Among the thousands of Cambodian garment workers who have fainted on the job over the past few years, many suffer from malnutrition, anemia and dehydration. Low wages and a relative monopoly on food canteens surrounding factories leave workers with few options for healthy food. In recent months, however, Cambodia’s garment manufacturers and unions have begun working together to urge clothing and apparel brand makers to fund one free meal for workers each day. The Solidarity Center played a key role in facilitating the agreement between the two groups.
The cost to corporations would be minimal, yet would be a big boost for garment workers, who now spend 60 percent of their salary on food, says David Welsh, the Solidarity Center’s Cambodia program director.
At a brown bag lunch at the Solidarity Center in Washington, D.C., last week, Welsh provided an update on the Solidarity Center’s work in Cambodia, where the garment industry represents 90 percent of the country’s exports and employs an estimated 357,000 workers, most of whom are women.
Garment workers received a 25 percent wage increase in the past year, says Welsh, but it has been eroded by a commensurate hike in food costs, which are high at the factory-owned cafeterias. In addition, the workers are under pressure to send much of their earnings back to their families at home. Poor nutrition is one of many factors behind the fainting incidents in Cambodia’s garment factories, according to the International Labor Organization (ILO). “Contributing factors include poor worker nutrition, excessive overtime, high heat levels, poor ventilation and mass psychogenic illness (MPI),” according to the ILO’s Better Factories-Cambodia report. Workers in factories where mass faintings have occurred say they work between 12 and 14 hours a day while being exposed to strong chemicals in hot and poorly ventilated environments. Most of the female workers said they also travel long hours standing in overcrowded trucks to get to work each day.
In addition to working to improve conditions in Cambodia’s garment factories, the Solidarity Center has been instrumental in helping local unions reshape Cambodia’s proposed trade union law. As originally drafted, the proposed law was in clear violation of every major agreement ratified by the ILO, says Welsh. The trade union law now being considered adheres closely to international labor standards and would include informal sector workers, a group not currently covered by the nation’s labor law. More than 80 percent of Cambodia’s population is younger than age 30, and 70 percent of young workers are in informal sector jobs (including irregular and non-wage jobs such as street vendors).

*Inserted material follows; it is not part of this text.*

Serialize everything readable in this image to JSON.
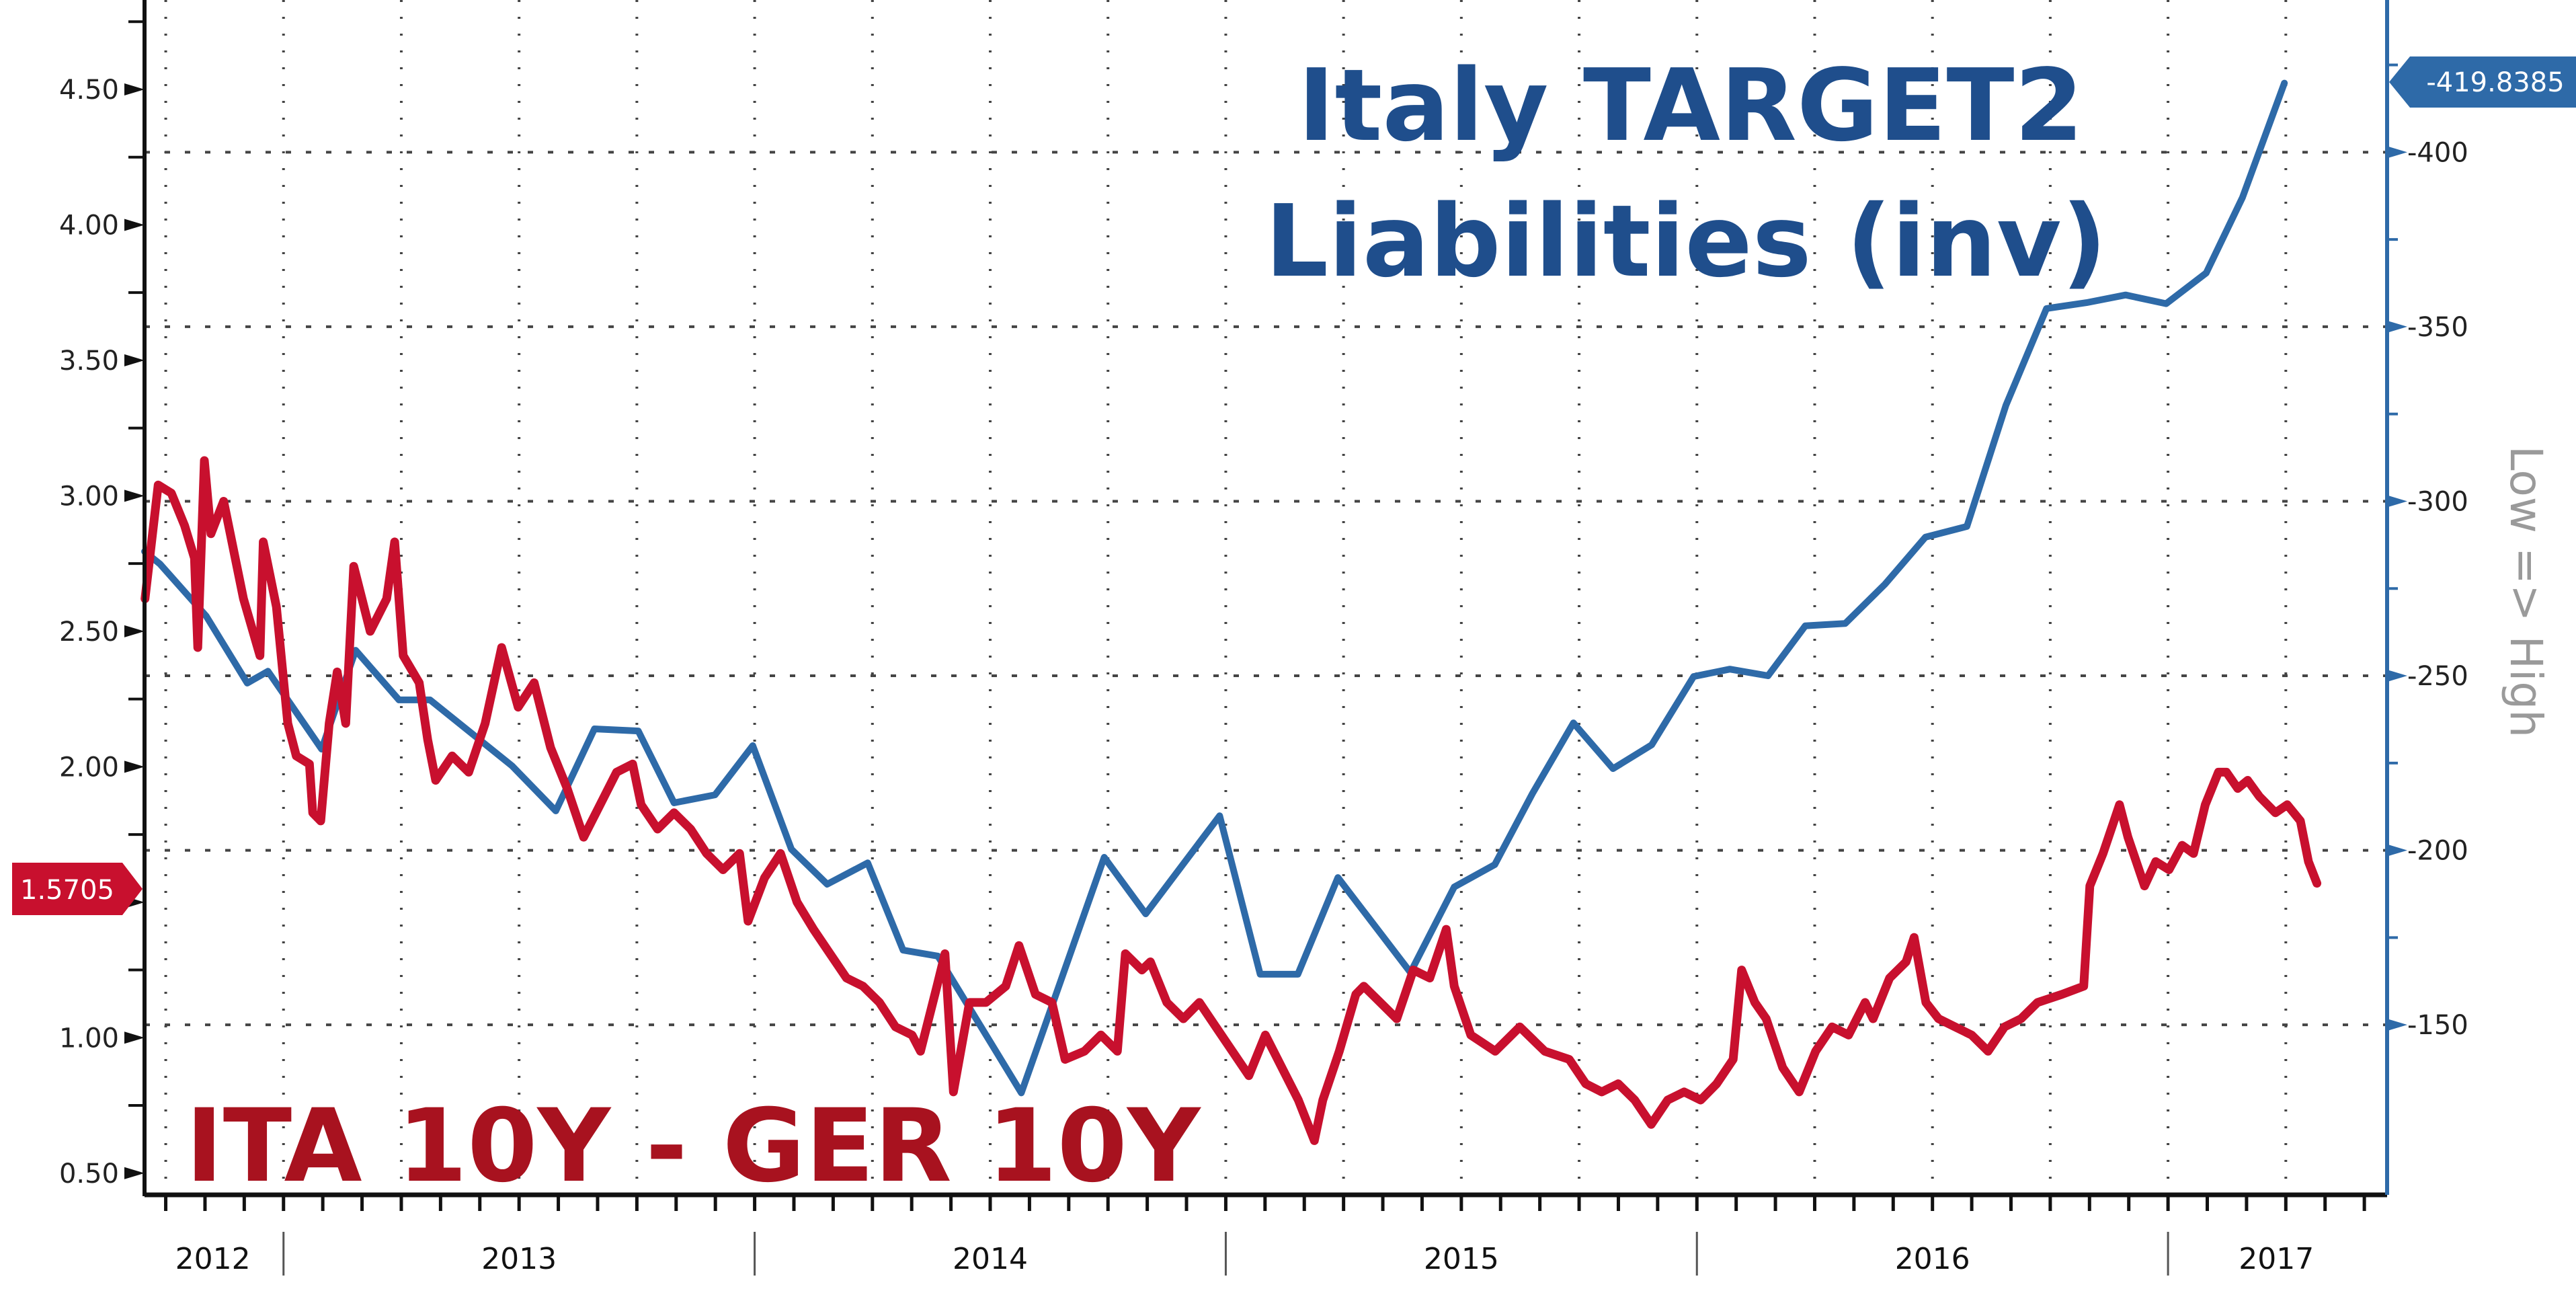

Welsh also reported that large-scale union organizing is taking place in industries such as construction, where workers at Cambodia’s biggest building materials factory recently formed a union. More than 100 workers restoring the nation’s historic tourist destination, Angkor Wat, also recently joined the BWTUC (Building and Construction Workers Trade Union Confederation), which is affiliated with the independent Cambodian Labor Confederation.